Tuesday, March 23, 2010

"But He Started It!" - Self-Defense Instruction Doesn't Always Apply

"The dog ate my homework."

"I only had two beers."

"I did not have sexual relations with that woman."

"Okay, even if I did, it was consensual."

"But he started it!" - Self-defense is one of the most commonly used defenses in criminal law.  Many times, this defense has merit, but sometimes (especially in homicide cases) it is a lame attempt to shift the attention of the jury from the acts of the obviously culpable defendant to the victim (who is usually a questionable character himself).  Can any defendant claim self-defense?  Sure, if the issue is raised by the evidence.  Are there limits to a defendant's right to a self-defense jury instruction?  You bet.
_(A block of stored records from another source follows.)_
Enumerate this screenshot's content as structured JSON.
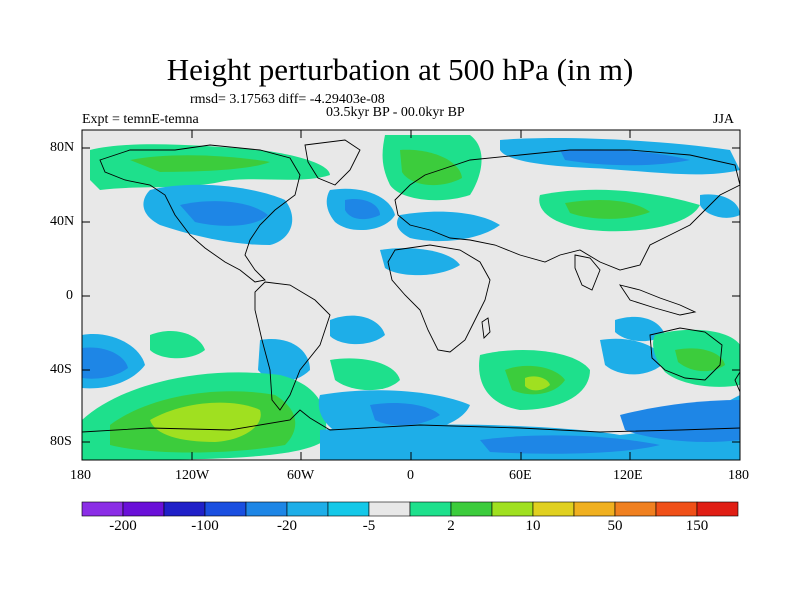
{
  "header": {
    "title": "Height perturbation at 500 hPa (in m)",
    "stats": "rmsd= 3.17563 diff= -4.29403e-08",
    "expt": "Expt = temnE-temna",
    "period": "03.5kyr BP - 00.0kyr BP",
    "season": "JJA"
  },
  "map": {
    "lat_labels": [
      "80N",
      "40N",
      "0",
      "40S",
      "80S"
    ],
    "lon_labels": [
      "180",
      "120W",
      "60W",
      "0",
      "60E",
      "120E",
      "180"
    ],
    "background_color": "#e8e8e8",
    "coastline_color": "#000000"
  },
  "colorbar": {
    "colors": [
      "#8b2ee6",
      "#6a10d8",
      "#2020c8",
      "#1a4fe0",
      "#1e86e6",
      "#1eaee8",
      "#14c8e8",
      "#e8e8e8",
      "#1ee08c",
      "#3ccc3c",
      "#a0e020",
      "#e0d020",
      "#f0b020",
      "#f08020",
      "#f05018",
      "#e01e14"
    ],
    "labels": [
      "-200",
      "-100",
      "-20",
      "-5",
      "2",
      "10",
      "50",
      "150"
    ]
  }
}
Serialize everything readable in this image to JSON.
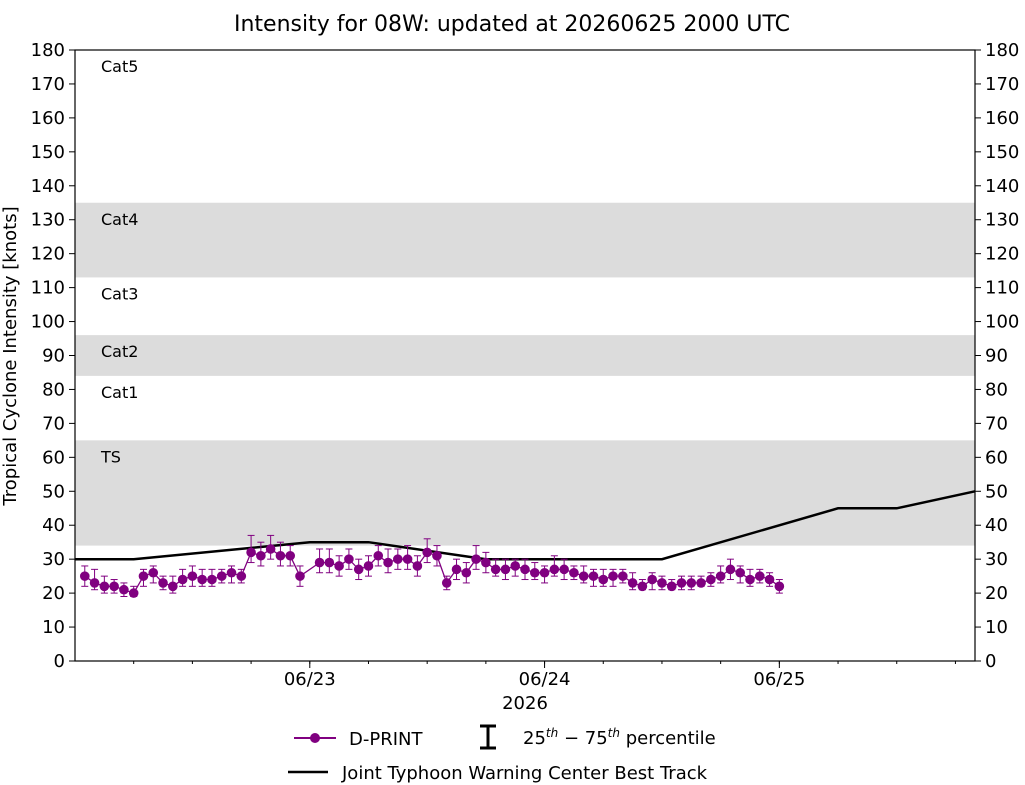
{
  "chart_data": {
    "type": "scatter",
    "title": "Intensity for 08W: updated at 20260625 2000 UTC",
    "ylabel": "Tropical Cyclone Intensity [knots]",
    "xlabel": "2026",
    "ylim": [
      0,
      180
    ],
    "yticks": [
      0,
      10,
      20,
      30,
      40,
      50,
      60,
      70,
      80,
      90,
      100,
      110,
      120,
      130,
      140,
      150,
      160,
      170,
      180
    ],
    "xlim": [
      "2026-06-22T00:00",
      "2026-06-25T20:00"
    ],
    "xticks": [
      {
        "label": "06/23",
        "t": "2026-06-23T00:00"
      },
      {
        "label": "06/24",
        "t": "2026-06-24T00:00"
      },
      {
        "label": "06/25",
        "t": "2026-06-25T00:00"
      }
    ],
    "grid": false,
    "bands": [
      {
        "label": "TS",
        "y0": 34,
        "y1": 65,
        "shaded": true
      },
      {
        "label": "Cat1",
        "y0": 65,
        "y1": 84,
        "shaded": false
      },
      {
        "label": "Cat2",
        "y0": 84,
        "y1": 96,
        "shaded": true
      },
      {
        "label": "Cat3",
        "y0": 96,
        "y1": 113,
        "shaded": false
      },
      {
        "label": "Cat4",
        "y0": 113,
        "y1": 135,
        "shaded": true
      },
      {
        "label": "Cat5",
        "y0": 135,
        "y1": 180,
        "shaded": false
      }
    ],
    "colors": {
      "dprint": "#800080",
      "best_track": "#000000",
      "band_fill": "#dcdcdc"
    },
    "series": [
      {
        "name": "Joint Typhoon Warning Center Best Track",
        "style": "line",
        "points": [
          {
            "t": "2026-06-22T00:00",
            "y": 30
          },
          {
            "t": "2026-06-22T06:00",
            "y": 30
          },
          {
            "t": "2026-06-23T00:00",
            "y": 35
          },
          {
            "t": "2026-06-23T06:00",
            "y": 35
          },
          {
            "t": "2026-06-23T18:00",
            "y": 30
          },
          {
            "t": "2026-06-24T12:00",
            "y": 30
          },
          {
            "t": "2026-06-25T06:00",
            "y": 45
          },
          {
            "t": "2026-06-25T12:00",
            "y": 45
          },
          {
            "t": "2026-06-25T20:00",
            "y": 50
          }
        ]
      },
      {
        "name": "D-PRINT",
        "style": "markers-errorbars",
        "points": [
          {
            "t": "2026-06-22T01:00",
            "y": 25,
            "lo": 22,
            "hi": 28
          },
          {
            "t": "2026-06-22T02:00",
            "y": 23,
            "lo": 21,
            "hi": 27
          },
          {
            "t": "2026-06-22T03:00",
            "y": 22,
            "lo": 20,
            "hi": 25
          },
          {
            "t": "2026-06-22T04:00",
            "y": 22,
            "lo": 20,
            "hi": 24
          },
          {
            "t": "2026-06-22T05:00",
            "y": 21,
            "lo": 19,
            "hi": 23
          },
          {
            "t": "2026-06-22T06:00",
            "y": 20,
            "lo": 19,
            "hi": 22
          },
          {
            "t": "2026-06-22T07:00",
            "y": 25,
            "lo": 22,
            "hi": 27
          },
          {
            "t": "2026-06-22T08:00",
            "y": 26,
            "lo": 23,
            "hi": 28
          },
          {
            "t": "2026-06-22T09:00",
            "y": 23,
            "lo": 21,
            "hi": 25
          },
          {
            "t": "2026-06-22T10:00",
            "y": 22,
            "lo": 20,
            "hi": 25
          },
          {
            "t": "2026-06-22T11:00",
            "y": 24,
            "lo": 22,
            "hi": 27
          },
          {
            "t": "2026-06-22T12:00",
            "y": 25,
            "lo": 22,
            "hi": 28
          },
          {
            "t": "2026-06-22T13:00",
            "y": 24,
            "lo": 22,
            "hi": 27
          },
          {
            "t": "2026-06-22T14:00",
            "y": 24,
            "lo": 22,
            "hi": 27
          },
          {
            "t": "2026-06-22T15:00",
            "y": 25,
            "lo": 23,
            "hi": 27
          },
          {
            "t": "2026-06-22T16:00",
            "y": 26,
            "lo": 23,
            "hi": 28
          },
          {
            "t": "2026-06-22T17:00",
            "y": 25,
            "lo": 23,
            "hi": 27
          },
          {
            "t": "2026-06-22T18:00",
            "y": 32,
            "lo": 29,
            "hi": 37
          },
          {
            "t": "2026-06-22T19:00",
            "y": 31,
            "lo": 28,
            "hi": 35
          },
          {
            "t": "2026-06-22T20:00",
            "y": 33,
            "lo": 30,
            "hi": 37
          },
          {
            "t": "2026-06-22T21:00",
            "y": 31,
            "lo": 28,
            "hi": 35
          },
          {
            "t": "2026-06-22T22:00",
            "y": 31,
            "lo": 28,
            "hi": 34
          },
          {
            "t": "2026-06-22T23:00",
            "y": 25,
            "lo": 22,
            "hi": 28
          },
          {
            "t": "2026-06-23T01:00",
            "y": 29,
            "lo": 26,
            "hi": 33
          },
          {
            "t": "2026-06-23T02:00",
            "y": 29,
            "lo": 26,
            "hi": 33
          },
          {
            "t": "2026-06-23T03:00",
            "y": 28,
            "lo": 25,
            "hi": 31
          },
          {
            "t": "2026-06-23T04:00",
            "y": 30,
            "lo": 27,
            "hi": 33
          },
          {
            "t": "2026-06-23T05:00",
            "y": 27,
            "lo": 24,
            "hi": 30
          },
          {
            "t": "2026-06-23T06:00",
            "y": 28,
            "lo": 25,
            "hi": 31
          },
          {
            "t": "2026-06-23T07:00",
            "y": 31,
            "lo": 28,
            "hi": 34
          },
          {
            "t": "2026-06-23T08:00",
            "y": 29,
            "lo": 26,
            "hi": 33
          },
          {
            "t": "2026-06-23T09:00",
            "y": 30,
            "lo": 27,
            "hi": 33
          },
          {
            "t": "2026-06-23T10:00",
            "y": 30,
            "lo": 27,
            "hi": 34
          },
          {
            "t": "2026-06-23T11:00",
            "y": 28,
            "lo": 25,
            "hi": 31
          },
          {
            "t": "2026-06-23T12:00",
            "y": 32,
            "lo": 29,
            "hi": 36
          },
          {
            "t": "2026-06-23T13:00",
            "y": 31,
            "lo": 28,
            "hi": 34
          },
          {
            "t": "2026-06-23T14:00",
            "y": 23,
            "lo": 21,
            "hi": 25
          },
          {
            "t": "2026-06-23T15:00",
            "y": 27,
            "lo": 24,
            "hi": 30
          },
          {
            "t": "2026-06-23T16:00",
            "y": 26,
            "lo": 23,
            "hi": 29
          },
          {
            "t": "2026-06-23T17:00",
            "y": 30,
            "lo": 27,
            "hi": 34
          },
          {
            "t": "2026-06-23T18:00",
            "y": 29,
            "lo": 26,
            "hi": 32
          },
          {
            "t": "2026-06-23T19:00",
            "y": 27,
            "lo": 25,
            "hi": 30
          },
          {
            "t": "2026-06-23T20:00",
            "y": 27,
            "lo": 24,
            "hi": 30
          },
          {
            "t": "2026-06-23T21:00",
            "y": 28,
            "lo": 25,
            "hi": 30
          },
          {
            "t": "2026-06-23T22:00",
            "y": 27,
            "lo": 24,
            "hi": 30
          },
          {
            "t": "2026-06-23T23:00",
            "y": 26,
            "lo": 24,
            "hi": 29
          },
          {
            "t": "2026-06-24T00:00",
            "y": 26,
            "lo": 23,
            "hi": 28
          },
          {
            "t": "2026-06-24T01:00",
            "y": 27,
            "lo": 25,
            "hi": 31
          },
          {
            "t": "2026-06-24T02:00",
            "y": 27,
            "lo": 24,
            "hi": 30
          },
          {
            "t": "2026-06-24T03:00",
            "y": 26,
            "lo": 24,
            "hi": 28
          },
          {
            "t": "2026-06-24T04:00",
            "y": 25,
            "lo": 23,
            "hi": 28
          },
          {
            "t": "2026-06-24T05:00",
            "y": 25,
            "lo": 22,
            "hi": 27
          },
          {
            "t": "2026-06-24T06:00",
            "y": 24,
            "lo": 22,
            "hi": 27
          },
          {
            "t": "2026-06-24T07:00",
            "y": 25,
            "lo": 22,
            "hi": 27
          },
          {
            "t": "2026-06-24T08:00",
            "y": 25,
            "lo": 23,
            "hi": 27
          },
          {
            "t": "2026-06-24T09:00",
            "y": 23,
            "lo": 21,
            "hi": 26
          },
          {
            "t": "2026-06-24T10:00",
            "y": 22,
            "lo": 21,
            "hi": 24
          },
          {
            "t": "2026-06-24T11:00",
            "y": 24,
            "lo": 21,
            "hi": 26
          },
          {
            "t": "2026-06-24T12:00",
            "y": 23,
            "lo": 21,
            "hi": 25
          },
          {
            "t": "2026-06-24T13:00",
            "y": 22,
            "lo": 21,
            "hi": 24
          },
          {
            "t": "2026-06-24T14:00",
            "y": 23,
            "lo": 21,
            "hi": 25
          },
          {
            "t": "2026-06-24T15:00",
            "y": 23,
            "lo": 21,
            "hi": 25
          },
          {
            "t": "2026-06-24T16:00",
            "y": 23,
            "lo": 22,
            "hi": 25
          },
          {
            "t": "2026-06-24T17:00",
            "y": 24,
            "lo": 22,
            "hi": 26
          },
          {
            "t": "2026-06-24T18:00",
            "y": 25,
            "lo": 23,
            "hi": 28
          },
          {
            "t": "2026-06-24T19:00",
            "y": 27,
            "lo": 24,
            "hi": 30
          },
          {
            "t": "2026-06-24T20:00",
            "y": 26,
            "lo": 23,
            "hi": 28
          },
          {
            "t": "2026-06-24T21:00",
            "y": 24,
            "lo": 22,
            "hi": 27
          },
          {
            "t": "2026-06-24T22:00",
            "y": 25,
            "lo": 23,
            "hi": 27
          },
          {
            "t": "2026-06-24T23:00",
            "y": 24,
            "lo": 22,
            "hi": 26
          },
          {
            "t": "2026-06-25T00:00",
            "y": 22,
            "lo": 20,
            "hi": 24
          }
        ]
      }
    ],
    "legend": {
      "placement": "bottom",
      "percentile_label": "25th − 75th percentile"
    }
  }
}
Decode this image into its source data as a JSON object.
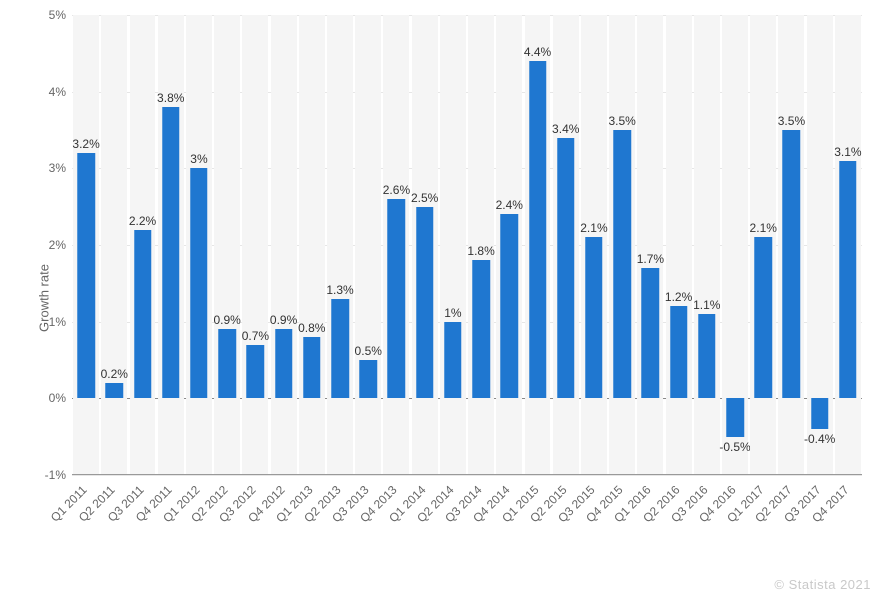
{
  "chart": {
    "type": "bar",
    "ylabel": "Growth rate",
    "label_fontsize": 13,
    "label_color": "#666666",
    "ylim": [
      -1,
      5
    ],
    "yticks": [
      -1,
      0,
      1,
      2,
      3,
      4,
      5
    ],
    "ytick_labels": [
      "-1%",
      "0%",
      "1%",
      "2%",
      "3%",
      "4%",
      "5%"
    ],
    "ytick_fontsize": 12,
    "ytick_color": "#666666",
    "grid_color": "#e6e6e6",
    "zero_line_color": "#888888",
    "background_color": "#ffffff",
    "bar_slot_bg": "#f5f5f5",
    "bar_color": "#1f77d0",
    "bar_width_ratio": 0.62,
    "value_label_color": "#333333",
    "value_label_fontsize": 12,
    "xtick_fontsize": 12,
    "xtick_color": "#666666",
    "xtick_rotation_deg": 45,
    "categories": [
      "Q1 2011",
      "Q2 2011",
      "Q3 2011",
      "Q4 2011",
      "Q1 2012",
      "Q2 2012",
      "Q3 2012",
      "Q4 2012",
      "Q1 2013",
      "Q2 2013",
      "Q3 2013",
      "Q4 2013",
      "Q1 2014",
      "Q2 2014",
      "Q3 2014",
      "Q4 2014",
      "Q1 2015",
      "Q2 2015",
      "Q3 2015",
      "Q4 2015",
      "Q1 2016",
      "Q2 2016",
      "Q3 2016",
      "Q4 2016",
      "Q1 2017",
      "Q2 2017",
      "Q3 2017",
      "Q4 2017"
    ],
    "values": [
      3.2,
      0.2,
      2.2,
      3.8,
      3.0,
      0.9,
      0.7,
      0.9,
      0.8,
      1.3,
      0.5,
      2.6,
      2.5,
      1.0,
      1.8,
      2.4,
      4.4,
      3.4,
      2.1,
      3.5,
      1.7,
      1.2,
      1.1,
      -0.5,
      2.1,
      3.5,
      -0.4,
      3.1
    ],
    "value_labels": [
      "3.2%",
      "0.2%",
      "2.2%",
      "3.8%",
      "3%",
      "0.9%",
      "0.7%",
      "0.9%",
      "0.8%",
      "1.3%",
      "0.5%",
      "2.6%",
      "2.5%",
      "1%",
      "1.8%",
      "2.4%",
      "4.4%",
      "3.4%",
      "2.1%",
      "3.5%",
      "1.7%",
      "1.2%",
      "1.1%",
      "-0.5%",
      "2.1%",
      "3.5%",
      "-0.4%",
      "3.1%"
    ],
    "watermark": "© Statista 2021"
  }
}
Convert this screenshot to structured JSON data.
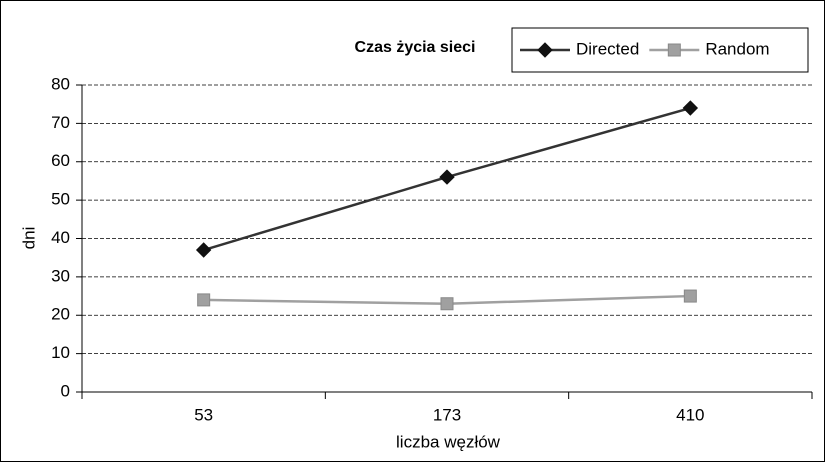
{
  "chart_data": {
    "type": "line",
    "title": "Czas życia sieci",
    "x_label": "liczba węzłów",
    "y_label": "dni",
    "categories": [
      "53",
      "173",
      "410"
    ],
    "series": [
      {
        "name": "Directed",
        "color": "#333333",
        "marker": "diamond",
        "values": [
          37,
          56,
          74
        ]
      },
      {
        "name": "Random",
        "color": "#a0a0a0",
        "marker": "square",
        "values": [
          24,
          23,
          25
        ]
      }
    ],
    "ylim": [
      0,
      80
    ],
    "yticks": [
      0,
      10,
      20,
      30,
      40,
      50,
      60,
      70,
      80
    ],
    "grid": true,
    "legend": "top-right"
  }
}
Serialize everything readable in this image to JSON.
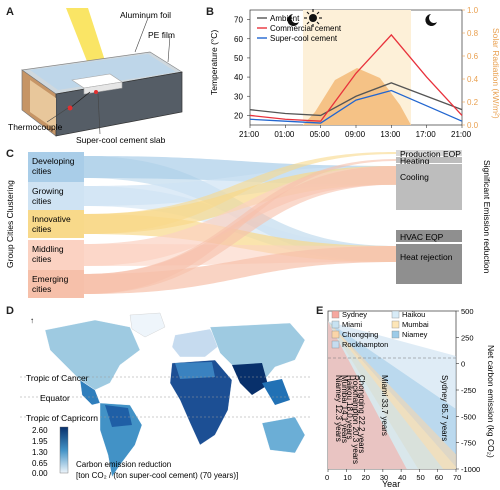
{
  "panels": {
    "a": "A",
    "b": "B",
    "c": "C",
    "d": "D",
    "e": "E"
  },
  "panel_a": {
    "labels": {
      "foil": "Aluminum foil",
      "pe": "PE film",
      "thermo": "Thermocouple",
      "slab": "Super-cool cement slab"
    }
  },
  "chart_b": {
    "ylabel_left": "Temperature (°C)",
    "ylabel_right": "Solar Radiation (kW/m²)",
    "legend": [
      "Ambient",
      "Commercial cement",
      "Super-cool cement"
    ],
    "x_ticks": [
      "21:00",
      "01:00",
      "05:00",
      "09:00",
      "13:00",
      "17:00",
      "21:00"
    ],
    "y_ticks": [
      "20",
      "30",
      "40",
      "50",
      "60",
      "70"
    ],
    "y2_ticks": [
      "0.0",
      "0.2",
      "0.4",
      "0.6",
      "0.8",
      "1.0"
    ],
    "colors": {
      "ambient": "#555555",
      "commercial": "#e8323c",
      "supercool": "#2266d0",
      "solar": "#f2b36b",
      "day": "#fdf0d8"
    }
  },
  "chart_c": {
    "left_axis_label": "Group Cities Clustering",
    "right_axis_label": "Significant Emission reduction",
    "left_nodes": [
      "Developing\ncities",
      "Growing\ncities",
      "Innovative\ncities",
      "Middling\ncities",
      "Emerging\ncities"
    ],
    "right_nodes": [
      "Production EQP",
      "Heating",
      "Cooling",
      "HVAC EQP",
      "Heat rejection"
    ],
    "colors": [
      "#a9cde8",
      "#cfe3f3",
      "#f8d98a",
      "#fbd2c2",
      "#f6c0aa"
    ]
  },
  "panel_d": {
    "lines": [
      "Tropic of Cancer",
      "Equator",
      "Tropic of Capricorn"
    ],
    "legend_ticks": [
      "2.60",
      "1.95",
      "1.30",
      "0.65",
      "0.00"
    ],
    "legend_title": "Carbon emission reduction",
    "legend_unit": "[ton CO₂ / (ton super-cool cement) (70 years)]"
  },
  "chart_e": {
    "xlabel": "Year",
    "ylabel": "Net carbon emission (kg CO₂)",
    "x_ticks": [
      "0",
      "10",
      "20",
      "30",
      "40",
      "50",
      "60",
      "70"
    ],
    "y_ticks": [
      "500",
      "250",
      "0",
      "-250",
      "-500",
      "-750",
      "-1000"
    ],
    "legend": [
      "Sydney",
      "Haikou",
      "Miami",
      "Mumbai",
      "Chongqing",
      "Niamey",
      "Rockhampton"
    ],
    "annotations": [
      "Niamey 12.3 years",
      "Mumbai 14.1 years",
      "Haikou 18.0 years",
      "Rockhampton 20.3 years",
      "Chongqing 22.2 years",
      "Miami 33.7 years",
      "Sydney 85.7 years"
    ]
  },
  "chart_data": [
    {
      "type": "line",
      "title": "",
      "x": [
        "21:00",
        "01:00",
        "05:00",
        "09:00",
        "13:00",
        "17:00",
        "21:00"
      ],
      "series": [
        {
          "name": "Ambient",
          "values": [
            23,
            21,
            20,
            30,
            37,
            30,
            23
          ]
        },
        {
          "name": "Commercial cement",
          "values": [
            20,
            18,
            17,
            42,
            62,
            40,
            20
          ]
        },
        {
          "name": "Super-cool cement",
          "values": [
            18,
            17,
            16,
            28,
            33,
            25,
            17
          ]
        }
      ],
      "xlabel": "",
      "ylabel": "Temperature (°C)",
      "ylim": [
        15,
        75
      ],
      "y2label": "Solar Radiation (kW/m²)",
      "y2lim": [
        0,
        1.0
      ]
    },
    {
      "type": "line",
      "title": "",
      "xlabel": "Year",
      "ylabel": "Net carbon emission (kg CO₂)",
      "xlim": [
        0,
        70
      ],
      "ylim": [
        -1000,
        500
      ],
      "series": [
        {
          "name": "Niamey",
          "payback_years": 12.3
        },
        {
          "name": "Mumbai",
          "payback_years": 14.1
        },
        {
          "name": "Haikou",
          "payback_years": 18.0
        },
        {
          "name": "Rockhampton",
          "payback_years": 20.3
        },
        {
          "name": "Chongqing",
          "payback_years": 22.2
        },
        {
          "name": "Miami",
          "payback_years": 33.7
        },
        {
          "name": "Sydney",
          "payback_years": 85.7
        }
      ]
    }
  ]
}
One of those limitations is found in section 9.31(b)(5) of the Texas Penal Code, which provides:
The use of force against another is not justified if the actor sought an explanation from or a discussion with the other person concerning the actor's differences with the other person while the actor was... [unlawfully] carrying a weapon.
What exactly does "concerning the actor's differences with the other person" mean in the legal sense?  This issue was recently addressed by the 14th District Court of Appeals (Houston) in Hernandez v. State, in which the court dusted off the ole' Webster's dictionary and explained:
The term "differences" is not defined in the statute. Under the canons of statutory construction, we are to construe a statute according to its plain language. Edwards v. State, 273 S.W.3d 919, 921 (Tex. App.—Houston [14th Dist.] 2009, no pet.). In determining the plain meaning of the language of a statute, "[w]ords and phrases shall be read in context and construed according to the rules of grammar and common usage." Tex. Gov’t Code Ann. § 311.011(a) (Vernon 2005). The plain meaning of "differences" is a "disagreement of opinion," or "an instance of disagreement or a point upon which there is disagreement." Webster’s Third Int’l Dictionary 629 (1993) (third definition of "difference").
In Hernandez, because the defendant, while unlawfully carrying a weapon, sought out the victim to discuss a contentious matter ("differences"), the defendant was not entitled to a jury instruction on self-defense when he was later charged with the murder of the victim.  Murder conviction and life sentence affirmed.